All the books I read during my Erasmus year

On Wednesday I receive an email from Publisher’s Weekly recapping international book deals. The brief doesn’t put new books on your must-read list but it opens up the world of non-English writing and how 21st century business facilitates cultural exchange.

Or doesn’t facilitate as the rise of populism would suggest. Business, along with social media, encases us in monotone, monolingual, and monoculture bubbles. Although developers have devised new apps to help us act back, these programs only retrigger the same social media algorithms. Instead, we need to be active in seeking out new voices to puncture our cultural cocoons.

It’s not news that books let us encounter new voices—but what is new is the urgency with which we must undertake these meetings. A few years ago, a British woman made headlines when she endeavored to read a book from every country during a single year. While we can marvel at her dedication to turning pages and sourcing unpublished manuscripts from Vanuatu, the average reader’s lifestyle cannot support such an extreme project. But that doesn’t mean that bibliophiles can’t seek books beyond their borders.

The rise of international publishing houses such as Europa Editions and Archipelago Books—aided in part by their respective superstar authors Elena Ferrante and Karl Ove Knausgaard—has made reading foreign authors easier. But just because we marvel at 1960s Naples doesn’t prevent us from bobbing back to Jonathon Franzen’s more familiar world. What about Can Xue or Aravind Adiga? Could we find a friend in the first African to visit Greenland or in a Chernobyl survivor? Reading international texts might be easy, but we still need to make the effort to continue encountering unconventional perspectives.

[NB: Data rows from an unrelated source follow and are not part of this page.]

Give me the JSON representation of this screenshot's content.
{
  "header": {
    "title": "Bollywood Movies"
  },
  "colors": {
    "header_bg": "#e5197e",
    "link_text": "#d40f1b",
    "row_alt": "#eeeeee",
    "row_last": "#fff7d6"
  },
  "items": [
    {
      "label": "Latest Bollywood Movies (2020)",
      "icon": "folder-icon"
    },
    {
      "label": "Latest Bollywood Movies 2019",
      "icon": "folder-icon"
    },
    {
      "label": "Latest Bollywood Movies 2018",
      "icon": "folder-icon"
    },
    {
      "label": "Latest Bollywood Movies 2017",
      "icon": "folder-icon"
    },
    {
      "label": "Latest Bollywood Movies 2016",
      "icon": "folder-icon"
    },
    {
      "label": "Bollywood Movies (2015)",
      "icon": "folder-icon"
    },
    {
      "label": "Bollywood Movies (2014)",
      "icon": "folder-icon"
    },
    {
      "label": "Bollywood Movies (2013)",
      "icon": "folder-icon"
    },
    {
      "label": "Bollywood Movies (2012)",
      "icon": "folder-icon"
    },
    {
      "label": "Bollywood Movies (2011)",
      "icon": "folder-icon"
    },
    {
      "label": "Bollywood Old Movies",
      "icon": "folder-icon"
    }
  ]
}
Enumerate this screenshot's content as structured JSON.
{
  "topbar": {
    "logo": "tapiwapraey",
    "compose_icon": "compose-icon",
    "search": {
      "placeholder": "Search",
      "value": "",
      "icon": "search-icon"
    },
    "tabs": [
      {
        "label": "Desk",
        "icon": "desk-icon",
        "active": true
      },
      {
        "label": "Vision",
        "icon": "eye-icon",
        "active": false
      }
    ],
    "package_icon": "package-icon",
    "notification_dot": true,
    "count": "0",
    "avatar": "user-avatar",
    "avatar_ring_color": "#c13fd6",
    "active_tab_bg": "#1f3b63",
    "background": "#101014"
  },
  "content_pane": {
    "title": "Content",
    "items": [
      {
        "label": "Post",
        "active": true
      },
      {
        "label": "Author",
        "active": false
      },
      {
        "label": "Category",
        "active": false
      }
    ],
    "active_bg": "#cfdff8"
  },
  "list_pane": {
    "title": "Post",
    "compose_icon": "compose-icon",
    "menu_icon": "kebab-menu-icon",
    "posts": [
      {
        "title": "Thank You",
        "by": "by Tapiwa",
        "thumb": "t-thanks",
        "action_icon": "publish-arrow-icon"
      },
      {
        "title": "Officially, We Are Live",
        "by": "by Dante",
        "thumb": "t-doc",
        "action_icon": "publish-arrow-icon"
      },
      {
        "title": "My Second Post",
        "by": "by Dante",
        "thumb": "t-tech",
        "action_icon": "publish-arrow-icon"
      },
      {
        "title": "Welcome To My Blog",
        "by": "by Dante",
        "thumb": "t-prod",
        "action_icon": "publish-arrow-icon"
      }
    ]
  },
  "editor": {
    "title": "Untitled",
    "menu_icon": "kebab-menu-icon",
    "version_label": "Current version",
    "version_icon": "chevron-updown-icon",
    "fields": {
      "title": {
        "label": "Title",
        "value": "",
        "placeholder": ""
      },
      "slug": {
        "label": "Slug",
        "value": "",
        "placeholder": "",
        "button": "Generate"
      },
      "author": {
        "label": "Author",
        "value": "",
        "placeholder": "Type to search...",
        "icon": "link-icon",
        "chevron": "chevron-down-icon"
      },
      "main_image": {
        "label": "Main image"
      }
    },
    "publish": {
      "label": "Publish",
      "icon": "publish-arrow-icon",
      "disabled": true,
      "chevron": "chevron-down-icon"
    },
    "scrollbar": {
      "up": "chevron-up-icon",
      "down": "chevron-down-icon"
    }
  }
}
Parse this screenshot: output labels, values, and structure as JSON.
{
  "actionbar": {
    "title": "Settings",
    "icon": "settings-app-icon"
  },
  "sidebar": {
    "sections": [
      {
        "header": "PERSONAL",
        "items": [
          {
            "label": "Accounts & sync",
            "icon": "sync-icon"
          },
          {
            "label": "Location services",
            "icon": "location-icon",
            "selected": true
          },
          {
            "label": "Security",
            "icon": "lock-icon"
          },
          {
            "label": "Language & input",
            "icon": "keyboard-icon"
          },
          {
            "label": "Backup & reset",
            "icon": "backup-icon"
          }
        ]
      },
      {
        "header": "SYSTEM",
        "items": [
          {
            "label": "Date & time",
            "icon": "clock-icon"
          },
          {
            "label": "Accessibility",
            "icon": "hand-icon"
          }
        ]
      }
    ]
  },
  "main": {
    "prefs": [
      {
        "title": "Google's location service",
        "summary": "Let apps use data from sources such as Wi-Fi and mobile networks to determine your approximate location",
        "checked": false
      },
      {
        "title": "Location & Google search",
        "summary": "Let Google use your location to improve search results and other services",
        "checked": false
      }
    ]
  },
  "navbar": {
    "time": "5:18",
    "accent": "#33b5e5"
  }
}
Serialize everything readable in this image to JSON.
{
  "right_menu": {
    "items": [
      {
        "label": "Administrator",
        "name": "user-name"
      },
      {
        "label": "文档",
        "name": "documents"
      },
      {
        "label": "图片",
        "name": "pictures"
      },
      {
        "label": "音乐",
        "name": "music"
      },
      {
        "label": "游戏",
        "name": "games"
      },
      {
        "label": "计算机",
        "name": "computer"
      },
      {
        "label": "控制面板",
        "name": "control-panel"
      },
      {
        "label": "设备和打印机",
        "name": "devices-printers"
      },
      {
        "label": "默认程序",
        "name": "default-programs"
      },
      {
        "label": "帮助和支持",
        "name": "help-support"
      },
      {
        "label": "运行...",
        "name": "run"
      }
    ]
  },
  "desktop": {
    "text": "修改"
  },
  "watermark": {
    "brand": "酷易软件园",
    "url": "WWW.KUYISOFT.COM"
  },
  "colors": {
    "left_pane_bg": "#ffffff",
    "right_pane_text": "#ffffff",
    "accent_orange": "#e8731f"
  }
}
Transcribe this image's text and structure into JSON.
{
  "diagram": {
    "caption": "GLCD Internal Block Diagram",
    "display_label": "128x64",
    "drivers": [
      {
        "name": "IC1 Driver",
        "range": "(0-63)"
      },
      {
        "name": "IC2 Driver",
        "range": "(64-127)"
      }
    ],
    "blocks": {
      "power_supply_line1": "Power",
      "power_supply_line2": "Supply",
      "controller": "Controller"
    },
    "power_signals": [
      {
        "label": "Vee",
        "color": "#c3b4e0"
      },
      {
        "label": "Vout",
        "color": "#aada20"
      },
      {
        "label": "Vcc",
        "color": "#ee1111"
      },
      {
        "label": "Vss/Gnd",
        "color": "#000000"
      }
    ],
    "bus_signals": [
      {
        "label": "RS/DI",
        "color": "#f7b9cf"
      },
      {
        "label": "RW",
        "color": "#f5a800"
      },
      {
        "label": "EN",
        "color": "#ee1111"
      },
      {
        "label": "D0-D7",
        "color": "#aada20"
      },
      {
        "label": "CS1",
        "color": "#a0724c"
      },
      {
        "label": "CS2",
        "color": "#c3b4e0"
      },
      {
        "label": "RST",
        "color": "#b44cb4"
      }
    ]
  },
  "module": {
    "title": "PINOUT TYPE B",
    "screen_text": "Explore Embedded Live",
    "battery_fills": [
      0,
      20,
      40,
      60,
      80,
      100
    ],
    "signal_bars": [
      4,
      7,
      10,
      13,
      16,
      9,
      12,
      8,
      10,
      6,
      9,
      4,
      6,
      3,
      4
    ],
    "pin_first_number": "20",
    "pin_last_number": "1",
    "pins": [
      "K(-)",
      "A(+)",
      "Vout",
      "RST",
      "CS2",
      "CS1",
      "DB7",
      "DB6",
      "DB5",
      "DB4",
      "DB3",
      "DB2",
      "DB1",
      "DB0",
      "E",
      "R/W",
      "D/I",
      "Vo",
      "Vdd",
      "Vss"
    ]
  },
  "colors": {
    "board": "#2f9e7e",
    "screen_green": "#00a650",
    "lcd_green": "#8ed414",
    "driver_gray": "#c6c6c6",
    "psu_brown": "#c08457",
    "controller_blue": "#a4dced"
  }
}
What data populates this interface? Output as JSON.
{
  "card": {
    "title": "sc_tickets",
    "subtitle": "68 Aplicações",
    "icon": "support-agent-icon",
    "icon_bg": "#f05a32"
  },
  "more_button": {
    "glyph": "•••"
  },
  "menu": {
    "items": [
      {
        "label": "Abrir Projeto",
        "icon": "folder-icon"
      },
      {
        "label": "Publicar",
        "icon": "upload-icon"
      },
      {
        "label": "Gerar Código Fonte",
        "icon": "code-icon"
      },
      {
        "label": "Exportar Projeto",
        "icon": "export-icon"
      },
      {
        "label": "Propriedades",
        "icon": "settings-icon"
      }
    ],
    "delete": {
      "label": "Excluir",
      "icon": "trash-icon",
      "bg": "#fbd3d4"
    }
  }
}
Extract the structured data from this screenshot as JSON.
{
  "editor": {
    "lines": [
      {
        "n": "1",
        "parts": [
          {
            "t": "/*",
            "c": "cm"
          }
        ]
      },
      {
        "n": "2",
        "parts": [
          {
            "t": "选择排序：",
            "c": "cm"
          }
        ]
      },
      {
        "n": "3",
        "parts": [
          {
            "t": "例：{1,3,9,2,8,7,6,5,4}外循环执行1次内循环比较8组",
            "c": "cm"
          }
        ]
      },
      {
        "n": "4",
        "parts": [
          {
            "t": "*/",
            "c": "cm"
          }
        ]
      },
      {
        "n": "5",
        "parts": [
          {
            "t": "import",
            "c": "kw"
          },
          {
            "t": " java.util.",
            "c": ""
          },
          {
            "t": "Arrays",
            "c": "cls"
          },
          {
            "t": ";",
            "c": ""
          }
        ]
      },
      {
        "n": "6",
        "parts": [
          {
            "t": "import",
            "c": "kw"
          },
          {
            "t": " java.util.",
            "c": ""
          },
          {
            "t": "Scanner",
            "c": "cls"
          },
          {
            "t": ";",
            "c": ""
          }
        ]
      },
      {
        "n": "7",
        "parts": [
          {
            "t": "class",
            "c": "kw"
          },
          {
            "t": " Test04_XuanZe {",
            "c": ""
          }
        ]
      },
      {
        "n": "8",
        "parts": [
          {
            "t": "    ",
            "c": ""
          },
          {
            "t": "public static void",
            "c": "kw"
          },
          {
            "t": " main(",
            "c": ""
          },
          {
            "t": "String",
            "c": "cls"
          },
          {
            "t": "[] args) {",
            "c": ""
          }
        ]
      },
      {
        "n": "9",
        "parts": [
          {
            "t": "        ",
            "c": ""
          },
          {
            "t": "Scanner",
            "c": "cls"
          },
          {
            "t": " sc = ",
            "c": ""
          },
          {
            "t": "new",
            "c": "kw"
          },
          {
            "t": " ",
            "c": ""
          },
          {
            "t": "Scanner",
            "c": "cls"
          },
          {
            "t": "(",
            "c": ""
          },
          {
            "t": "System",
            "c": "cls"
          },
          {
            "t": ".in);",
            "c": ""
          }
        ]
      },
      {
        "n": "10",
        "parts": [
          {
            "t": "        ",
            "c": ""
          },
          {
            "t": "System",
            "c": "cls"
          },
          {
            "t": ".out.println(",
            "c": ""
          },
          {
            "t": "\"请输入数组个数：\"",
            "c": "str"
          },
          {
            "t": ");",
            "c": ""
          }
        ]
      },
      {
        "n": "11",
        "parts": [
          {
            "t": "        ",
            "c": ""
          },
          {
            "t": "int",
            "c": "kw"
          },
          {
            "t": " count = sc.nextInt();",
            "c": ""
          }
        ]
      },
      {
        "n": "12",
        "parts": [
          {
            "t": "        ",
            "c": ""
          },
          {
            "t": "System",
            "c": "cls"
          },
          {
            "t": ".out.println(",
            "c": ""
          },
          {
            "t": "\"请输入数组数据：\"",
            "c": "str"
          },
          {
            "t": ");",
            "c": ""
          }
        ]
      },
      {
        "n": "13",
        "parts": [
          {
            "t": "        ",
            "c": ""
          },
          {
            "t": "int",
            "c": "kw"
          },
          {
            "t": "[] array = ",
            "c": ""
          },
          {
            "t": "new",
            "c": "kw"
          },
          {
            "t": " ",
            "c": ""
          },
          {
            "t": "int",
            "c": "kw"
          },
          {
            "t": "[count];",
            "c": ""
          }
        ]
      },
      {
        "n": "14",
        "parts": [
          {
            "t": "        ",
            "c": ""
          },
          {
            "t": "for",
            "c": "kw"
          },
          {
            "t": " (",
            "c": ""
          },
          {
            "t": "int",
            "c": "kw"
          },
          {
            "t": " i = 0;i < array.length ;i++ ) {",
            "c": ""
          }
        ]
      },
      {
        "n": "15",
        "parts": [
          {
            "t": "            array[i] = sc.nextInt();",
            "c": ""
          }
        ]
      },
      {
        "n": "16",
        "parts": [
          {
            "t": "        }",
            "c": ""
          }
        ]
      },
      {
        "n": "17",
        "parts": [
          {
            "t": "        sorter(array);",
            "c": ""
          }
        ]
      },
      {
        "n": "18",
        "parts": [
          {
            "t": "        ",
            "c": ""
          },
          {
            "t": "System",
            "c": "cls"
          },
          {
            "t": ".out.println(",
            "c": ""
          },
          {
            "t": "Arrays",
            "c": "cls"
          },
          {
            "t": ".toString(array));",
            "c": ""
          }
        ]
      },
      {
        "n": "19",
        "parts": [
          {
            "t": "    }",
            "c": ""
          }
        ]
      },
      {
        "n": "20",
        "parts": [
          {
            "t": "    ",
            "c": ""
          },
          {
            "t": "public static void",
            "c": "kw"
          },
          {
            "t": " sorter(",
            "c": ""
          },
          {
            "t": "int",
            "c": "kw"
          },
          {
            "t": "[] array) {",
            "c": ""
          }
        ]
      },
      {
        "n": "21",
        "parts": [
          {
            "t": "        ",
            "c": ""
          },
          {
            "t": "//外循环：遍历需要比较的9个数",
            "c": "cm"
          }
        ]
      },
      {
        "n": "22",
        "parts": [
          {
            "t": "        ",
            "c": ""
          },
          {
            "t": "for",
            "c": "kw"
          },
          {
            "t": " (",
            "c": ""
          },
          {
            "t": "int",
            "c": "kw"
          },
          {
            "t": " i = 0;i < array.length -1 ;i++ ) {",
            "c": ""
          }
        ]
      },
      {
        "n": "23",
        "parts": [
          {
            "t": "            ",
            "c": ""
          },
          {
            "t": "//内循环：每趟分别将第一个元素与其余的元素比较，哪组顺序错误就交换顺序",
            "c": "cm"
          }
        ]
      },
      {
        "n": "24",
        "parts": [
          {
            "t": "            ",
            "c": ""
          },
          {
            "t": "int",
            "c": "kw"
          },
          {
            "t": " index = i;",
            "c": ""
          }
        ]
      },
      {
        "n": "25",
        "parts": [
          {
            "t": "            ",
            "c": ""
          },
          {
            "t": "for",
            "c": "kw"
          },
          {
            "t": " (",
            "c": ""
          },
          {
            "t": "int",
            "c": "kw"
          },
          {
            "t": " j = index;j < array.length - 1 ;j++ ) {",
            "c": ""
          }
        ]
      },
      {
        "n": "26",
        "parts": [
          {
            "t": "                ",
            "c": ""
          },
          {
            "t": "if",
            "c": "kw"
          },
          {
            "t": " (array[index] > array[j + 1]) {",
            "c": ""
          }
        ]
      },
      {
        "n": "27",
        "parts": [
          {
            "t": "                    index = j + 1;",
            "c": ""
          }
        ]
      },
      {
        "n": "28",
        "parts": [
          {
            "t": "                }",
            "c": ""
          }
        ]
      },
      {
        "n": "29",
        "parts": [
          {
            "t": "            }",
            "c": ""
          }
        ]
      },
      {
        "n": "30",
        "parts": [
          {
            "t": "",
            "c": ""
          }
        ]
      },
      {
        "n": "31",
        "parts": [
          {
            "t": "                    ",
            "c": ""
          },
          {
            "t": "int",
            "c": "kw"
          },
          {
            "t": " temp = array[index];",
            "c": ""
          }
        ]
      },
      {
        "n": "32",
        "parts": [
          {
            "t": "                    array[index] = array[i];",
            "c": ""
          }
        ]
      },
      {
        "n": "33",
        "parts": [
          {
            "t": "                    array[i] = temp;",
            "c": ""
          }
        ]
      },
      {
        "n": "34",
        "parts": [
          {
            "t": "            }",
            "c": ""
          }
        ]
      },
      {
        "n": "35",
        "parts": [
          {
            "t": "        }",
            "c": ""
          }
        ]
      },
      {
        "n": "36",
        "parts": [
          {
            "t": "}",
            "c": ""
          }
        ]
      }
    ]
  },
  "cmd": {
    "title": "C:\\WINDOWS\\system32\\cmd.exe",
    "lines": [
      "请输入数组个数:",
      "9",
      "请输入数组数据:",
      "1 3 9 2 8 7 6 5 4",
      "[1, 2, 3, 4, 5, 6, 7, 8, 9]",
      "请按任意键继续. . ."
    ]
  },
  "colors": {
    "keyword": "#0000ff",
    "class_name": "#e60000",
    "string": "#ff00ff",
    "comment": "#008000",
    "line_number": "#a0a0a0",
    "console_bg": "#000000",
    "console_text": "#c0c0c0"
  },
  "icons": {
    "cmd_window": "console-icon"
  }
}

Receiving the international deals brief from Publisher’s Weekly reminds me that the world of books extends well beyond what I can understand. Dutch writers produce titles that rival James Patterson and Catalan texts boast audiences just as captive as our Anglophone ones. It’s a worthy reminder in a cultural environment where embracing global society has increasingly become a political act.

But like marching doesn’t satisfy our duties as active and engaged citizens, reading the international deals round-up won’t satisfy our duties as engaged readers. We need to read these stories and assimilate them into our worldview. We need to beg our local bookstore to order us a copy of Strange Weather in Tokyo, or request it from the library if you’re like me. The availability of these titles and our openness to a plethora of voices will only happen if we demonstrate our interest in participating in a world culture.